How to Turn Content into Clients

Originally Published May 19, 2018

Whether you’re looking to market your services or sell tickets to an event, one of the fastest ways to attract clients is to create valuable content. People don’t want to be sold anymore—they want to be engaged in meaningful conversation. So, from creating snackable content for Instagram to publishing YouTube videos or blog posts for your website or platforms like Medium—think of your content as a way to showcase your expertise, build trust with potential clients, and convince them to invest in your services without being pushy.

Here are a five ways to turn your content into clients.

Write an article (e.g., how-to, listicle), which solves a problem for your audience and include your byline.

The article should be related to the product, service, or event you’re trying to market. At the end of the article, include a two- to three-sentence byline. A byline is an opportunity to showcase your expertise and convert a reader into a customer. However, it shouldn’t be overly promotional. Include at least two of the following: (a) details about the event, (b) your unique value proposition, and (c) a link to your website and social media sites.

Introduce yourself using your unique value proposition.

For instance, if you host a weekly Facebook Live or Periscope, start each video with your 10-second UVPa statement that describes how you solve your client’s problems and what makes you different from the competition. A good rule of thumb is to focus on how you can make your customers’ lives easier and the result they can expect from working with you.

Create a content upgrade tied to the blog post topic.

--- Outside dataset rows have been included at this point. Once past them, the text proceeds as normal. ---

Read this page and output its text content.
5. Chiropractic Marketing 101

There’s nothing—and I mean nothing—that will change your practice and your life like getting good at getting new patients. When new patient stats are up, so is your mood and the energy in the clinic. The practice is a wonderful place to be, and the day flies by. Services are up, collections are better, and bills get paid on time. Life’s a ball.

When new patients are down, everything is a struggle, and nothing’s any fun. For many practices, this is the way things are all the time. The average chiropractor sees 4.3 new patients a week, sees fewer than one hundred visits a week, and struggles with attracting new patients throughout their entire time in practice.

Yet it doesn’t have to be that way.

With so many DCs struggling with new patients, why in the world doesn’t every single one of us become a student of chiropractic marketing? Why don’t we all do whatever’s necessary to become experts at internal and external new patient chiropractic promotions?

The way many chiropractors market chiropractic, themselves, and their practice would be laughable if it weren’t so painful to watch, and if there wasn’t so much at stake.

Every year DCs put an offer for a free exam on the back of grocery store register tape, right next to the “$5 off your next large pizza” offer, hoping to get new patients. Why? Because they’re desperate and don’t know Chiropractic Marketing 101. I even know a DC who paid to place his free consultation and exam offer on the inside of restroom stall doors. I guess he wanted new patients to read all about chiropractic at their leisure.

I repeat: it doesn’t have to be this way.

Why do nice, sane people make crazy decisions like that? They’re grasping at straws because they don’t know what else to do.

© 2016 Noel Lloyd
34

A content upgrade is additional material that provides bonus content for the reader in exchange for their email address. Examples of opt-ins include a guide which can provide steps, tips, and advice related to the content, a worksheet or template to help the reader apply what they read in your blog post, an invitation to a webinar related to the topic, or a call to action to get notified for the next article in a related series. Once you have a reader’s email address, it’s an opportunity to contact them directly about any upcoming sales or events related to your business.

Create a challenge which focuses on how to help your audience overcome a common problem.

Beyond engaging your audience, creating a community of like-minded individuals and growing your email list, challenges provide a great opportunity to tease an upcoming service or product event and entice potential customers to buy. Typically, challenges are five, seven, and 21 days. Examples include a five-day meditation and mindfulness challenge, 21-day goal setting and action challenge, or a 21-day workout challenge.

Host a free webinar related to the topic of your product or service.

Let’s say you planned to sell an online course in 20 days. You could host a free 30-minute webinar, which teaches one topic from your course, then summarize your webinar telling your audience about your upcoming paid course.

Host a weekly, free LIVE video training on Facebook or Instagram leading up to your event. 

Typically you can focus your free training on audience challenges, barriers preventing your audiences from attending your event, common mistakes made on their journey to success, and why your topic is important.

Include your “sales offer” on all of your social media profiles and include the direct link to your sales landing page.